MateRobot is a wearable robotic system aimed at assisting people with visual impairments (PVI) by providing them with the ability to recognize various materials through visual cues. This technology represents a significant advancement in improving the autonomy and mobility of individuals with visual impairments, enabling them to interact more effectively with their environment.

The research demonstrated that it is feasible for this system to accurately identify material properties using advanced machine learning techniques. The ultimate goal is to enhance the functionality of wearable robotics by integrating material recognition capabilities, thereby enriching the sensory experiences of users.

MateRobot utilizes a vision-based approach to identify different materials, which is essential for helping users understand their surroundings and make informed decisions.
The system is designed to be user-friendly for PVI individuals, focusing on improving their daily life by providing real-time feedback about the materials they encounter.
The research employs state-of-the-art image segmentation algorithms that increase the accuracy of material recognition.

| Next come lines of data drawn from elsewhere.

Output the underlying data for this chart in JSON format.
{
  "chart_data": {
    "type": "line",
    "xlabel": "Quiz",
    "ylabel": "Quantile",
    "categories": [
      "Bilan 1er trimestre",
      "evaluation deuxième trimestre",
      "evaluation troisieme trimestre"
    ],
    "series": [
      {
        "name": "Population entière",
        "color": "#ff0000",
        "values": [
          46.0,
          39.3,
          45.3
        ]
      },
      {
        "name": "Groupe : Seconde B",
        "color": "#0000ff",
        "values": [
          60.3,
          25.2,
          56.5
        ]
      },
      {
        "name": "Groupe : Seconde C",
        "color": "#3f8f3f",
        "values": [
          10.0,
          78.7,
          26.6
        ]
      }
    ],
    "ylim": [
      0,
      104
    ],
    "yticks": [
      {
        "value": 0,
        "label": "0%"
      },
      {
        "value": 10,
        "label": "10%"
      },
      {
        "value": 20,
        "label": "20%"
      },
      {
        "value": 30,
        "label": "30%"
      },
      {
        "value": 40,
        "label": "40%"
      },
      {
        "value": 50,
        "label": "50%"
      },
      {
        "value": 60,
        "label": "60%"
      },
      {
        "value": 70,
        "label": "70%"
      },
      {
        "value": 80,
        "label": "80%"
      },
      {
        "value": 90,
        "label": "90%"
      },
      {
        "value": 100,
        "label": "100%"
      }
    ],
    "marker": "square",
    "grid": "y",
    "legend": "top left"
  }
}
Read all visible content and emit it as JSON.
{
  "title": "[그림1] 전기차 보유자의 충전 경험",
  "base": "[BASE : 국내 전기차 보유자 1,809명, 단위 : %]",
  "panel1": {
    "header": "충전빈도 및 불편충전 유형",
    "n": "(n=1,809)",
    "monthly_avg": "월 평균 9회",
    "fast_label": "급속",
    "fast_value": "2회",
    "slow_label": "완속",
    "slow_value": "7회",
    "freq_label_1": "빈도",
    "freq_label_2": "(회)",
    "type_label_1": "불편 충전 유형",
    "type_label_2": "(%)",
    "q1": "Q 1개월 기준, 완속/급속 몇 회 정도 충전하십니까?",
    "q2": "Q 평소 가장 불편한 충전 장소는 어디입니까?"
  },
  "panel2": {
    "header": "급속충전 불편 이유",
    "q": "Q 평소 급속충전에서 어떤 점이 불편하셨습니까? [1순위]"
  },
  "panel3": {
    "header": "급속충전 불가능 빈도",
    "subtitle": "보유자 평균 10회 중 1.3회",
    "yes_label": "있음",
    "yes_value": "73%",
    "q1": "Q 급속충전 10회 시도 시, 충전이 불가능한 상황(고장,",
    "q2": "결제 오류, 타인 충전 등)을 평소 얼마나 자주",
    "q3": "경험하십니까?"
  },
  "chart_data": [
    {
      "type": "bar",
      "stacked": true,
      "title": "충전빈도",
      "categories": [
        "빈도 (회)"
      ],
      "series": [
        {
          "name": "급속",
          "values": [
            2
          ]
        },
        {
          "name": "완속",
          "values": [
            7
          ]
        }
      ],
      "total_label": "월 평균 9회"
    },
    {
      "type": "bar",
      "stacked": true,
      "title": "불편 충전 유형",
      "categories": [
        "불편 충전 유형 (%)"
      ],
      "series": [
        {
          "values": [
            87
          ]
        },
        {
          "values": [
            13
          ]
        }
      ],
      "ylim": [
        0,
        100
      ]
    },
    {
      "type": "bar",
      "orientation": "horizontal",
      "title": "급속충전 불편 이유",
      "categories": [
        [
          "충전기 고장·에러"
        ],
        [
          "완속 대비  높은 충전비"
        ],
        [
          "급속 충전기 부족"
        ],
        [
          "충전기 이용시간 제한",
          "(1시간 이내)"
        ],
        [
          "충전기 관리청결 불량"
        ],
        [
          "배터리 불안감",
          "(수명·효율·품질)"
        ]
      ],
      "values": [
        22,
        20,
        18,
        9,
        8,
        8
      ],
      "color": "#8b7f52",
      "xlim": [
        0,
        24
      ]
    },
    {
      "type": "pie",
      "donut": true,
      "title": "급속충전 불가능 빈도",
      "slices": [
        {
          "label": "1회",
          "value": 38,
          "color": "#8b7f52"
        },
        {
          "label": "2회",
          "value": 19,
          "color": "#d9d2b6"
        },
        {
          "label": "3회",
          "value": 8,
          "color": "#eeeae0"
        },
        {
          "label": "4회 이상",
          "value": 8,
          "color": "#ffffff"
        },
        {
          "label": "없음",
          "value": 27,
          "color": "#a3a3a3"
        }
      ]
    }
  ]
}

Navigation and Obstacle Avoidance

We develop a mobility and navigational aid system for visually impaired persons, i.e. blind persons or persons with low vision. The system should enable visually impaired persons to navigate safely in an unknown terrain. It uses computer vision methods to detect landmarks, obstacles and free ground surface in front of the user. Acoustic as well as haptic interfaces (e.g. vibrating elements) are used to give information to the user. We have already created a prototype to this end and develop the system in a user-centered way, which is made possible by our tight cooperation with KIT Center for Digital Accessibility and Assistive Technolgoy (ACCESS∂KIT).

In the long term, we wish to allow visually impaired people to move around and to find their way safely on their own in a new environment, such as an unknown city or any other urban or rural environment. In the short term, our goal is to build a mobile system that helps visually impaired students to safely explore our university campus.

Our goal is to build a mobile assistive system to support the mobility of visually impaired people in various ways:

provide orientation and navigation information (like GPS navigation systems)
warn user before obstacles, both on the ground as well as high/low hanging obstacles
plan a route beforehand, i.e., before a user can reach it with the white cane, with respect to the current situation, e.g., detect accessible section and obstacles along the path
provide additional information about "the scene", e.g., type of intersection, walkway, people or cyclists approaching or oncoming traffic
create situation specific "modules", e.g., crossing an inaccessible road intersection (button location, traffic light detection, anti-veering), help with zebra crossings, locating building entries and many others.